— Антонина Степановна! У меня к вам дело!
Заплывшее лицо изобразило нечто, похожее на удивление. Глазки-щёлки уставилась на гостью. «Антонина Степановна»! Давненько не слышала своего отчества.
— Чего это, вдруг? — снова повторила. — У тебя? Ко мне? — присела за стол. — Ты тоже, из этих?
— Нет! Я вот по какому делу. — Саломее кое-что пришлось объяснить.
— Понятно! Вот ведь, жизнь, а? Папашку моего черви уж давно съели, а всё… Щас!
Антонина Степановна налила себе полстакана.
— Для здоровья! Чтоб, так сказать, беседа гладко пошла! А то ведь, не вспомню, пока здоровье не поправлю!
Затем, удивительно легко, поднялась, вскоре вернулась, держа в руках, словно колоду карт, пачку мятых фотографий.
— Видишь?
Бережно достала одну из них. С фотографии смотрели две симпатичные, хорошо одетые девочки.
— Вот эта, что повыше — Лизка! Елизавета! Так её мать называла. Мать её Валентина, ох красавицей была! Но злая, жадная, даже убить могла. А моя… — Антонина пустила слезу. Затем вытерла лицо рукой. — А моя, всё ревновала её к отцу. Мы семьями дружили. «Домами»! — Засмеялась. — Обе мы, и Лизка, и я в достатке росли. Одежда, обувь там, цацки всякие. У нас даже золотые серёжки были! Это у девок-то, десятилетних! В те времена! Представь!
Саломея вгляделась в лицо высокой девочки.

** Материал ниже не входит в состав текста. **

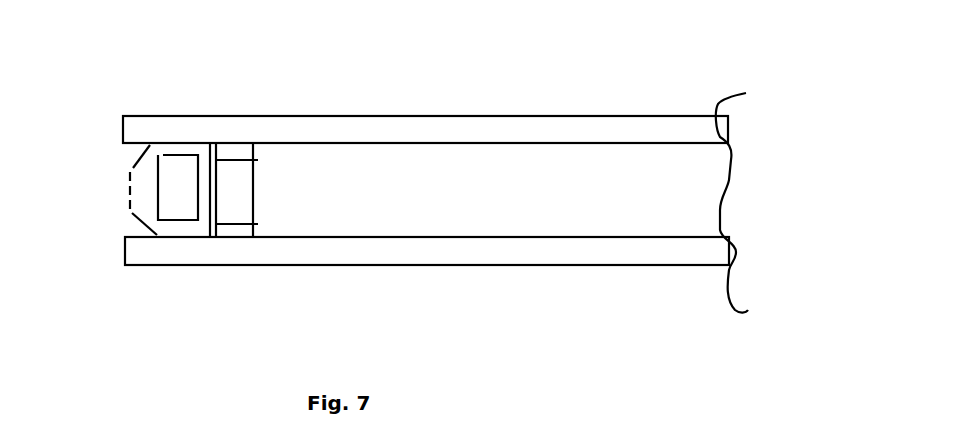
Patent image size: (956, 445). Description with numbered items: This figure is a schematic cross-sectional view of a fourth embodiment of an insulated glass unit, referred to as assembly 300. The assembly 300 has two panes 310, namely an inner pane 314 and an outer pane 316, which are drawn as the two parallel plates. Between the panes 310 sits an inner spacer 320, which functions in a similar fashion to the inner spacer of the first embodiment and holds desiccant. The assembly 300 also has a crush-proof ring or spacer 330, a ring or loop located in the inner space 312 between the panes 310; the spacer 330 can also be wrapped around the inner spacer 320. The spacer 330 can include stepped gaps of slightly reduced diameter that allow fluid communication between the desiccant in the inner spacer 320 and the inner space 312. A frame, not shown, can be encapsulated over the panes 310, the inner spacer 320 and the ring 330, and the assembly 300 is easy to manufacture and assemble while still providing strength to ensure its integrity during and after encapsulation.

— Откуда всё это? — продолжала женщина. — Да какая разница! Маленькие были, не понимали! Вроде дружили, а дальше. Узнала Елизавета, что мать моя ходит к бабке, чтобы порчу навести на её мать! Извести хочет! Тут и началось. Погибает моя мать. Слух пошёл, это я от отца слышала, в блатной среде, — мою мать Валентина убила. Но, что слух! Захар всеми управлял, командовал, распределял всё. Короче, умолкли все! А Елизавета рассказывала, как мать ей хвасталась. Мол, сидела, когда-то по малолетке в лагере для несовершеннолетних, двух девочек — доносчиц, того…, — Антонина пальцем провела по горлу.
— Зарезала?
— Если бы! Не догадаешься!
Саломея догадалась, но переспросила:
— Так что, зарезала?
— В-о-о-т такенный, — ребро ладони, приложив к ладони другой руки, показала — гвоздь в палку и между глаз! А тут и амнистия! Замяли. В общем, повезло ей, ничего не доказали, свидетелей — ноль, да и кому неприятности нужны, тем более на зоне!
Антонина опрокинула ещё полстакана. Саломея достала шоколад.
— Закусите, Антонина Степановна!
Та резко отдёрнула руку, шоколад вылетел.
— Не нуждаюсь! Эх, хорошо пошла! Мало, ведь! Может, сбегаешь? Нет! Я так и знала! Ну, тогда, — поднялась, подошла к окну, наклонилась к газовой плите, немытой, по крайней мере, последних лет десять, опустила руку за панель, вытащила начатую пол-литровую бутылку водки. Запрокинула, отпила прямо из горла.